I promise that the ellision of paragraphs of text did not cause the weakness of the argument below.
When a person increases his earnings by moving to the United States, or to Sweden, or to China for that matter he or she does so by creating more value than was possible in the previous context.
a policy regime that’s generous to wannabe migrants makes everyone much better off than a policy regime that keeps people trapped.
So if world GDP increases then ... then everyone is better off.
I am shocked to report that I am quoting Matthew Yglesias ?!?
I commented on his blog.
Freudian Slip ? When I read "The general point that needs to be kept in mind is that the *global* economic space is not zero-sum. " I thought you were making a point which you ignore.
If the US welcomes highly trained immigrants then less educated people in extremely poor countries, which invested scarce resourses in their training, will suffer. Your "global" perspective considers various people in the USA. It does not specifically consider the less skilled in the countries of origin of skilled migrants.
You do mention the world, but only when discussing world money-metric utility. The dollar value of work in the new country is greater than the dollar value of work in the old country so ... "everyone is better off."
I'd consider that underpants gnome welfare economics.
In no other context do you display complete total indifference to the distribution of income. In this post, you assert that if world GDP is increased, then everyone is better off. That is very interesting meta-ethical nonsense.
I see a real dilemma. People should be free to leave a country even if they are valuable to that country -- that is a core principle of liberalism -- that people belong to themselves and are not slaves of the collectivity. On the other hand, this can be very bad for utilitarian welfare -- the world sum of utils -- if it means a brain drain from human capital poor countries. I think this is one of many cases in which it is hard to be both a consequentialist and a liberal. I think the cognitive dissonance was enough to make you temporarily forget that world income is not world welfare and that income distribution matters -- no that's impossible -- to make you temporarily seek comfort from arguments which are based on that hidden assumption.

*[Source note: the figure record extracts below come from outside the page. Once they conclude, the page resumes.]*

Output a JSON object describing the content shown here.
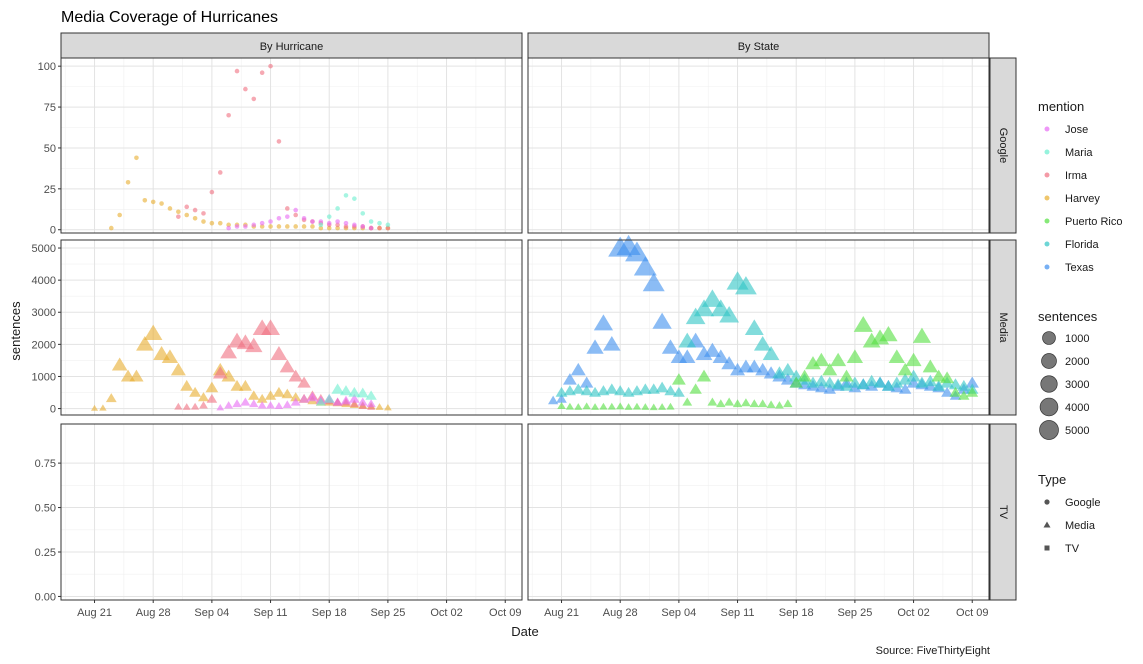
{
  "chart_data": {
    "type": "scatter",
    "title": "Media Coverage of Hurricanes",
    "xlabel": "Date",
    "ylabel": "sentences",
    "caption": "Source: FiveThirtyEight",
    "grid": true,
    "legend_placement": "right",
    "x_axis": {
      "ticks": [
        "2017-08-21",
        "2017-08-28",
        "2017-09-04",
        "2017-09-11",
        "2017-09-18",
        "2017-09-25",
        "2017-10-02",
        "2017-10-09"
      ],
      "tick_labels": [
        "Aug 21",
        "Aug 28",
        "Sep 04",
        "Sep 11",
        "Sep 18",
        "Sep 25",
        "Oct 02",
        "Oct 09"
      ],
      "range": [
        "2017-08-17",
        "2017-10-11"
      ]
    },
    "facet_columns": [
      "By Hurricane",
      "By State"
    ],
    "facet_rows": [
      "Google",
      "Media",
      "TV"
    ],
    "y_axes": {
      "Google": {
        "ticks": [
          0,
          25,
          50,
          75,
          100
        ],
        "tick_labels": [
          "0",
          "25",
          "50",
          "75",
          "100"
        ],
        "range": [
          -2,
          105
        ]
      },
      "Media": {
        "ticks": [
          0,
          1000,
          2000,
          3000,
          4000,
          5000
        ],
        "tick_labels": [
          "0",
          "1000",
          "2000",
          "3000",
          "4000",
          "5000"
        ],
        "range": [
          -200,
          5250
        ]
      },
      "TV": {
        "ticks": [
          0,
          0.25,
          0.5,
          0.75
        ],
        "tick_labels": [
          "0.00",
          "0.25",
          "0.50",
          "0.75"
        ],
        "range": [
          -0.02,
          0.97
        ]
      }
    },
    "legend": {
      "mention": {
        "title": "mention",
        "items": [
          {
            "name": "Jose",
            "color": "#E76BF3"
          },
          {
            "name": "Maria",
            "color": "#6AEECF"
          },
          {
            "name": "Irma",
            "color": "#F06F80"
          },
          {
            "name": "Harvey",
            "color": "#E8AE2E"
          },
          {
            "name": "Puerto Rico",
            "color": "#53E03F"
          },
          {
            "name": "Florida",
            "color": "#2FC4C4"
          },
          {
            "name": "Texas",
            "color": "#3D8FEF"
          }
        ]
      },
      "sentences": {
        "title": "sentences",
        "values": [
          1000,
          2000,
          3000,
          4000,
          5000
        ],
        "labels": [
          "1000",
          "2000",
          "3000",
          "4000",
          "5000"
        ]
      },
      "type": {
        "title": "Type",
        "items": [
          {
            "name": "Google",
            "shape": "circle"
          },
          {
            "name": "Media",
            "shape": "triangle"
          },
          {
            "name": "TV",
            "shape": "square"
          }
        ]
      }
    },
    "series": [
      {
        "name": "Harvey",
        "facet": "By Hurricane",
        "row": "Google",
        "shape": "circle",
        "x": [
          "2017-08-23",
          "2017-08-24",
          "2017-08-25",
          "2017-08-26",
          "2017-08-27",
          "2017-08-28",
          "2017-08-29",
          "2017-08-30",
          "2017-08-31",
          "2017-09-01",
          "2017-09-02",
          "2017-09-03",
          "2017-09-04",
          "2017-09-05",
          "2017-09-06",
          "2017-09-07",
          "2017-09-08",
          "2017-09-09",
          "2017-09-10",
          "2017-09-11",
          "2017-09-12",
          "2017-09-13",
          "2017-09-14",
          "2017-09-15",
          "2017-09-16",
          "2017-09-17",
          "2017-09-18",
          "2017-09-19",
          "2017-09-20",
          "2017-09-21",
          "2017-09-22",
          "2017-09-23",
          "2017-09-24",
          "2017-09-25"
        ],
        "y": [
          1,
          9,
          29,
          44,
          18,
          17,
          16,
          13,
          11,
          9,
          7,
          5,
          4,
          4,
          3,
          3,
          3,
          2,
          2,
          2,
          2,
          2,
          2,
          2,
          2,
          1,
          1,
          1,
          1,
          1,
          1,
          1,
          1,
          1
        ]
      },
      {
        "name": "Irma",
        "facet": "By Hurricane",
        "row": "Google",
        "shape": "circle",
        "x": [
          "2017-08-31",
          "2017-09-01",
          "2017-09-02",
          "2017-09-03",
          "2017-09-04",
          "2017-09-05",
          "2017-09-06",
          "2017-09-07",
          "2017-09-08",
          "2017-09-09",
          "2017-09-10",
          "2017-09-11",
          "2017-09-12",
          "2017-09-13",
          "2017-09-14",
          "2017-09-15",
          "2017-09-16",
          "2017-09-17",
          "2017-09-18",
          "2017-09-19",
          "2017-09-20",
          "2017-09-21",
          "2017-09-22",
          "2017-09-23",
          "2017-09-24",
          "2017-09-25"
        ],
        "y": [
          8,
          14,
          12,
          10,
          23,
          35,
          70,
          97,
          86,
          80,
          96,
          100,
          54,
          13,
          9,
          6,
          5,
          4,
          3,
          3,
          2,
          2,
          2,
          1,
          1,
          1
        ]
      },
      {
        "name": "Jose",
        "facet": "By Hurricane",
        "row": "Google",
        "shape": "circle",
        "x": [
          "2017-09-06",
          "2017-09-07",
          "2017-09-08",
          "2017-09-09",
          "2017-09-10",
          "2017-09-11",
          "2017-09-12",
          "2017-09-13",
          "2017-09-14",
          "2017-09-15",
          "2017-09-16",
          "2017-09-17",
          "2017-09-18",
          "2017-09-19",
          "2017-09-20",
          "2017-09-21",
          "2017-09-22",
          "2017-09-23"
        ],
        "y": [
          1,
          2,
          2,
          3,
          4,
          5,
          7,
          8,
          12,
          7,
          5,
          5,
          4,
          5,
          4,
          3,
          2,
          1
        ]
      },
      {
        "name": "Maria",
        "facet": "By Hurricane",
        "row": "Google",
        "shape": "circle",
        "x": [
          "2017-09-17",
          "2017-09-18",
          "2017-09-19",
          "2017-09-20",
          "2017-09-21",
          "2017-09-22",
          "2017-09-23",
          "2017-09-24",
          "2017-09-25"
        ],
        "y": [
          3,
          8,
          13,
          21,
          19,
          10,
          5,
          4,
          3
        ]
      },
      {
        "name": "Harvey",
        "facet": "By Hurricane",
        "row": "Media",
        "shape": "triangle",
        "x": [
          "2017-08-21",
          "2017-08-22",
          "2017-08-23",
          "2017-08-24",
          "2017-08-25",
          "2017-08-26",
          "2017-08-27",
          "2017-08-28",
          "2017-08-29",
          "2017-08-30",
          "2017-08-31",
          "2017-09-01",
          "2017-09-02",
          "2017-09-03",
          "2017-09-04",
          "2017-09-05",
          "2017-09-06",
          "2017-09-07",
          "2017-09-08",
          "2017-09-09",
          "2017-09-10",
          "2017-09-11",
          "2017-09-12",
          "2017-09-13",
          "2017-09-14",
          "2017-09-15",
          "2017-09-16",
          "2017-09-17",
          "2017-09-18",
          "2017-09-19",
          "2017-09-20",
          "2017-09-21",
          "2017-09-22",
          "2017-09-23",
          "2017-09-24",
          "2017-09-25"
        ],
        "y": [
          10,
          20,
          320,
          1360,
          1000,
          1000,
          2000,
          2340,
          1700,
          1600,
          1200,
          700,
          500,
          350,
          650,
          1200,
          1000,
          700,
          700,
          400,
          300,
          400,
          500,
          450,
          350,
          300,
          250,
          200,
          200,
          180,
          150,
          120,
          100,
          80,
          50,
          30
        ]
      },
      {
        "name": "Irma",
        "facet": "By Hurricane",
        "row": "Media",
        "shape": "triangle",
        "x": [
          "2017-08-31",
          "2017-09-01",
          "2017-09-02",
          "2017-09-03",
          "2017-09-04",
          "2017-09-05",
          "2017-09-06",
          "2017-09-07",
          "2017-09-08",
          "2017-09-09",
          "2017-09-10",
          "2017-09-11",
          "2017-09-12",
          "2017-09-13",
          "2017-09-14",
          "2017-09-15",
          "2017-09-16",
          "2017-09-17",
          "2017-09-18",
          "2017-09-19",
          "2017-09-20",
          "2017-09-21",
          "2017-09-22",
          "2017-09-23"
        ],
        "y": [
          60,
          50,
          60,
          100,
          300,
          1100,
          1750,
          2100,
          2050,
          1950,
          2500,
          2500,
          1700,
          1300,
          1000,
          800,
          400,
          300,
          250,
          200,
          200,
          150,
          80,
          50
        ]
      },
      {
        "name": "Jose",
        "facet": "By Hurricane",
        "row": "Media",
        "shape": "triangle",
        "x": [
          "2017-09-05",
          "2017-09-06",
          "2017-09-07",
          "2017-09-08",
          "2017-09-09",
          "2017-09-10",
          "2017-09-11",
          "2017-09-12",
          "2017-09-13",
          "2017-09-14",
          "2017-09-15",
          "2017-09-16",
          "2017-09-17",
          "2017-09-18",
          "2017-09-19",
          "2017-09-20",
          "2017-09-21",
          "2017-09-22",
          "2017-09-23"
        ],
        "y": [
          30,
          100,
          150,
          200,
          150,
          100,
          100,
          80,
          120,
          200,
          300,
          350,
          250,
          300,
          200,
          250,
          300,
          200,
          150
        ]
      },
      {
        "name": "Maria",
        "facet": "By Hurricane",
        "row": "Media",
        "shape": "triangle",
        "x": [
          "2017-09-17",
          "2017-09-18",
          "2017-09-19",
          "2017-09-20",
          "2017-09-21",
          "2017-09-22",
          "2017-09-23"
        ],
        "y": [
          200,
          300,
          600,
          550,
          500,
          480,
          400
        ]
      },
      {
        "name": "Texas",
        "facet": "By State",
        "row": "Media",
        "shape": "triangle",
        "x": [
          "2017-08-20",
          "2017-08-21",
          "2017-08-22",
          "2017-08-23",
          "2017-08-24",
          "2017-08-25",
          "2017-08-26",
          "2017-08-27",
          "2017-08-28",
          "2017-08-29",
          "2017-08-30",
          "2017-08-31",
          "2017-09-01",
          "2017-09-02",
          "2017-09-03",
          "2017-09-04",
          "2017-09-05",
          "2017-09-06",
          "2017-09-07",
          "2017-09-08",
          "2017-09-09",
          "2017-09-10",
          "2017-09-11",
          "2017-09-12",
          "2017-09-13",
          "2017-09-14",
          "2017-09-15",
          "2017-09-16",
          "2017-09-17",
          "2017-09-18",
          "2017-09-19",
          "2017-09-20",
          "2017-09-21",
          "2017-09-22",
          "2017-09-23",
          "2017-09-24",
          "2017-09-25",
          "2017-09-26",
          "2017-09-27",
          "2017-09-28",
          "2017-09-29",
          "2017-09-30",
          "2017-10-01",
          "2017-10-02",
          "2017-10-03",
          "2017-10-04",
          "2017-10-05",
          "2017-10-06",
          "2017-10-07",
          "2017-10-08",
          "2017-10-09"
        ],
        "y": [
          250,
          300,
          900,
          1200,
          800,
          1900,
          2650,
          2000,
          5000,
          5050,
          4850,
          4400,
          3900,
          2700,
          1900,
          1600,
          1600,
          2100,
          1700,
          1800,
          1600,
          1400,
          1200,
          1300,
          1300,
          1200,
          1100,
          1000,
          900,
          800,
          750,
          700,
          650,
          600,
          700,
          800,
          650,
          750,
          700,
          800,
          700,
          650,
          600,
          800,
          750,
          700,
          650,
          500,
          400,
          600,
          800
        ]
      },
      {
        "name": "Florida",
        "facet": "By State",
        "row": "Media",
        "shape": "triangle",
        "x": [
          "2017-08-21",
          "2017-08-22",
          "2017-08-23",
          "2017-08-24",
          "2017-08-25",
          "2017-08-26",
          "2017-08-27",
          "2017-08-28",
          "2017-08-29",
          "2017-08-30",
          "2017-08-31",
          "2017-09-01",
          "2017-09-02",
          "2017-09-03",
          "2017-09-04",
          "2017-09-05",
          "2017-09-06",
          "2017-09-07",
          "2017-09-08",
          "2017-09-09",
          "2017-09-10",
          "2017-09-11",
          "2017-09-12",
          "2017-09-13",
          "2017-09-14",
          "2017-09-15",
          "2017-09-16",
          "2017-09-17",
          "2017-09-18",
          "2017-09-19",
          "2017-09-20",
          "2017-09-21",
          "2017-09-22",
          "2017-09-23",
          "2017-09-24",
          "2017-09-25",
          "2017-09-26",
          "2017-09-27",
          "2017-09-28",
          "2017-09-29",
          "2017-09-30",
          "2017-10-01",
          "2017-10-02",
          "2017-10-03",
          "2017-10-04",
          "2017-10-05",
          "2017-10-06",
          "2017-10-07",
          "2017-10-08",
          "2017-10-09"
        ],
        "y": [
          500,
          550,
          600,
          550,
          500,
          550,
          600,
          550,
          500,
          550,
          600,
          600,
          650,
          550,
          500,
          2100,
          2850,
          3100,
          3400,
          3100,
          2900,
          3950,
          3800,
          2500,
          2000,
          1700,
          1100,
          1200,
          1000,
          900,
          800,
          850,
          800,
          750,
          700,
          800,
          750,
          850,
          800,
          700,
          800,
          900,
          1000,
          800,
          850,
          700,
          800,
          750,
          700,
          600
        ]
      },
      {
        "name": "Puerto Rico",
        "facet": "By State",
        "row": "Media",
        "shape": "triangle",
        "x": [
          "2017-08-21",
          "2017-08-22",
          "2017-08-23",
          "2017-08-24",
          "2017-08-25",
          "2017-08-26",
          "2017-08-27",
          "2017-08-28",
          "2017-08-29",
          "2017-08-30",
          "2017-08-31",
          "2017-09-01",
          "2017-09-02",
          "2017-09-03",
          "2017-09-04",
          "2017-09-05",
          "2017-09-06",
          "2017-09-07",
          "2017-09-08",
          "2017-09-09",
          "2017-09-10",
          "2017-09-11",
          "2017-09-12",
          "2017-09-13",
          "2017-09-14",
          "2017-09-15",
          "2017-09-16",
          "2017-09-17",
          "2017-09-18",
          "2017-09-19",
          "2017-09-20",
          "2017-09-21",
          "2017-09-22",
          "2017-09-23",
          "2017-09-24",
          "2017-09-25",
          "2017-09-26",
          "2017-09-27",
          "2017-09-28",
          "2017-09-29",
          "2017-09-30",
          "2017-10-01",
          "2017-10-02",
          "2017-10-03",
          "2017-10-04",
          "2017-10-05",
          "2017-10-06",
          "2017-10-07",
          "2017-10-08",
          "2017-10-09"
        ],
        "y": [
          80,
          60,
          50,
          70,
          50,
          60,
          60,
          70,
          50,
          60,
          50,
          40,
          50,
          60,
          900,
          200,
          600,
          1000,
          200,
          150,
          200,
          150,
          180,
          150,
          150,
          120,
          100,
          150,
          800,
          1000,
          1400,
          1500,
          1200,
          1500,
          1000,
          1600,
          2600,
          2100,
          2200,
          2300,
          1600,
          1200,
          1500,
          2250,
          1300,
          1000,
          950,
          500,
          400,
          500
        ]
      }
    ]
  }
}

Yglesias seems to be using the usual trick of noting that a policy regime with free migration and lump sum transfers to those who lose from the migration and lump sum taxes on those who gain can make everyone better off. So it isn't that distribution doesn't matter, but that we can make the distribution whatever we want without deadweight losses, because, without making taxes conditional on any data (they are lump sum) we can set them just exactly right.
This idea is totally absurd. The implicit proposal -- that taxes be charged to people by name with no need to justify why one person pays more than another, is clearly unconstitutional (a bill of attainder). It is one of the tricks used by economists who don't give a damn about anyone but the very rich to con the masses.
It leeds immediately to the idea that the income tax rate should be zero as should the consumption tax rate. Yglesias knows it's a trick.
addendum more stuff not in the comment
Yglesias's conclusion was sloppily phrased. It should have been "for any policy regiem that keeps people trapped, there is a policy regime that’s generous to wannabe migrants makes everyone much better off." The claim as written is plainly false, since it means that any policy regime with free immigration (including the one which goes on to launch nuclear weapons on all the worlds largest cities) is better than any policy regime without. The rewritten claim is standard in the economics literature but it depends on a definition of "policy regime" which is not standard or consistent with the US constitution or basic principles of the rule of law. The regimes in question typically require absolute arbitrary power to take anything from anyone.